The written response also has been shared with Congress, and Blinken is scheduled to brief congressional leaders on the document later Wednesday. It will not be released publicly, however, “because we think diplomacy has the best chance to succeed if we provide space for confidential talks,” Blinken said.
Blinken described President Joe Biden as “deeply involved” in producing the written response “from the get-go — reviewing various drafts of the proposal, making his own edits and, of course, blessing the final document that was delivered to Russia today.”
In addition, NATO plans to deliver its own document to Russia that “fully reinforces” the U.S. written response and outlines “ideas and concerns about collective security in Europe,” Blinken said.
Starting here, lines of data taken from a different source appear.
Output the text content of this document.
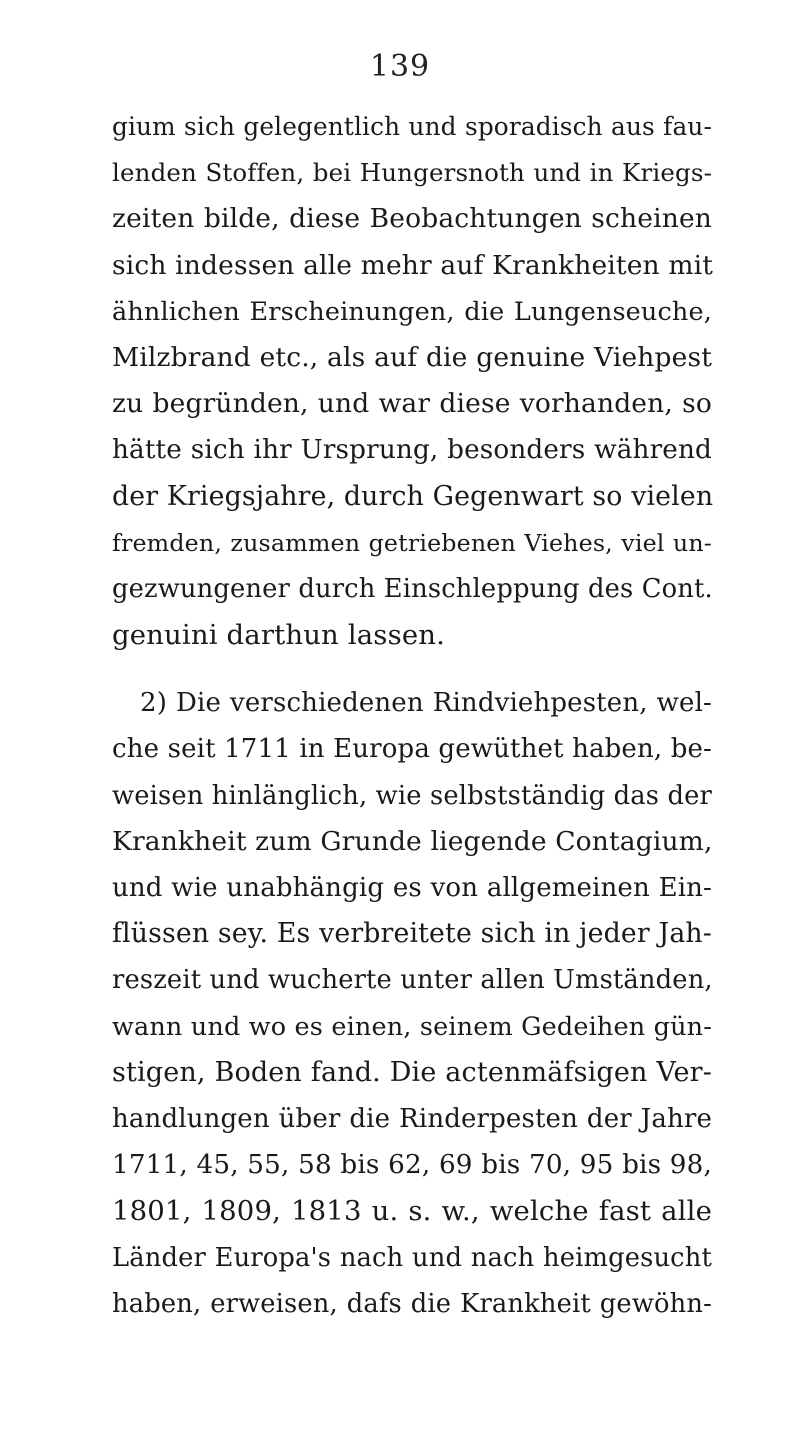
139
gium sich gelegentlich und sporadisch aus fau-
lenden Stoffen, bei Hungersnoth und in Kriegs-
zeiten bilde, diese Beobachtungen scheinen
sich indessen alle mehr auf Krankheiten mit
ähnlichen Erscheinungen, die Lungenseuche,
Milzbrand etc., als auf die genuine Viehpest
zu begründen, und war diese vorhanden, so
hätte sich ihr Ursprung, besonders während
der Kriegsjahre, durch Gegenwart so vielen
fremden, zusammen getriebenen Viehes, viel un-
gezwungener durch Einschleppung des Cont.
genuini darthun lassen.
2) Die verschiedenen Rindviehpesten, wel-
che seit 1711 in Europa gewüthet haben, be-
weisen hinlänglich, wie selbstständig das der
Krankheit zum Grunde liegende Contagium,
und wie unabhängig es von allgemeinen Ein-
flüssen sey. Es verbreitete sich in jeder Jah-
reszeit und wucherte unter allen Umständen,
wann und wo es einen, seinem Gedeihen gün-
stigen, Boden fand. Die actenmäfsigen Ver-
handlungen über die Rinderpesten der Jahre
1711, 45, 55, 58 bis 62, 69 bis 70, 95 bis 98,
1801, 1809, 1813 u. s. w., welche fast alle
Länder Europa's nach und nach heimgesucht
haben, erweisen, dafs die Krankheit gewöhn-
Sullivan, the U.S. envoy, transferred the U.S. written response to Russian Deputy Foreign Minister Alexander Grushko in a roughly half-hour meeting, according to the Russian government-owned news agency TASS.
Earlier Wednesday, Russian Foreign Minister Sergey Lavrov threatened further aggression if the document did not satisfy Russia. “We won’t allow our proposals to be drowned in endless discussions,” he said, adding that if “the West continues its aggressive course, Moscow will take the necessary retaliatory measures.”
The production of the written response represents the latest show of diplomacy after a month of intense talks meant to resolve the Russia-Ukraine crisis. Two weeks ago, U.S. and Russian officials met in Geneva, Russia and NATO member states met in Brussels, and OSCE-participating countries met in Vienna. And last week, Blinken traveled to the Ukrainian capital, Kyiv, then to Berlin and finally to Geneva to meet with Lavrov.
Blinken left that final session pledging to present Russia with a written record of Washington’s concerns about Moscow’s behavior and proposals to end the security crisis sometime this week. On Wednesday, Blinken said he expected to speak with Lavrov again “in the coming days, after Moscow has had a chance to read” the U.S. document “and is ready to discuss next steps.”
Top U.S. officials have recently escalated their warnings about further Russian aggression toward Ukraine, and the United States has ordered the relatives of U.S. embassy staffers in Ukraine to leave the nation.
White House press secretary Jen Psaki said last week that the security situation was “now at a stage where Russia could at any point launch an attack in Ukraine,” and she reiterated on Tuesday that the invasion threat “remains imminent.”
Defense Secretary Lloyd Austin on Monday placed roughly 8,500 troops on heightened alert to potentially deploy to Eastern Europe, with most of those troops intended to bolster the NATO Response Force in allied nations around Ukraine.
Blinken acknowledged the United States’ dual-track approach in his remarks on Wednesday, mentioning the three deliveries of U.S. defensive military assistance that arrived in Kyiv this week “carrying additional Javelin missiles and other anti-armor systems.”
“Even as we’ve been engaging in diplomacy, which is my job and responsibility, we have been very resolutely preparing for Russia to take the other path — the path of aggression,” he said.
In an exchange with a reporter about the usefulness of the U.S. written response, Blinken also conceded that Russia might not be “serious about this at all.” Still, he added, “we have an obligation to test that proposition and to pursue the diplomatic path and to leave no diplomatic stone unturned.”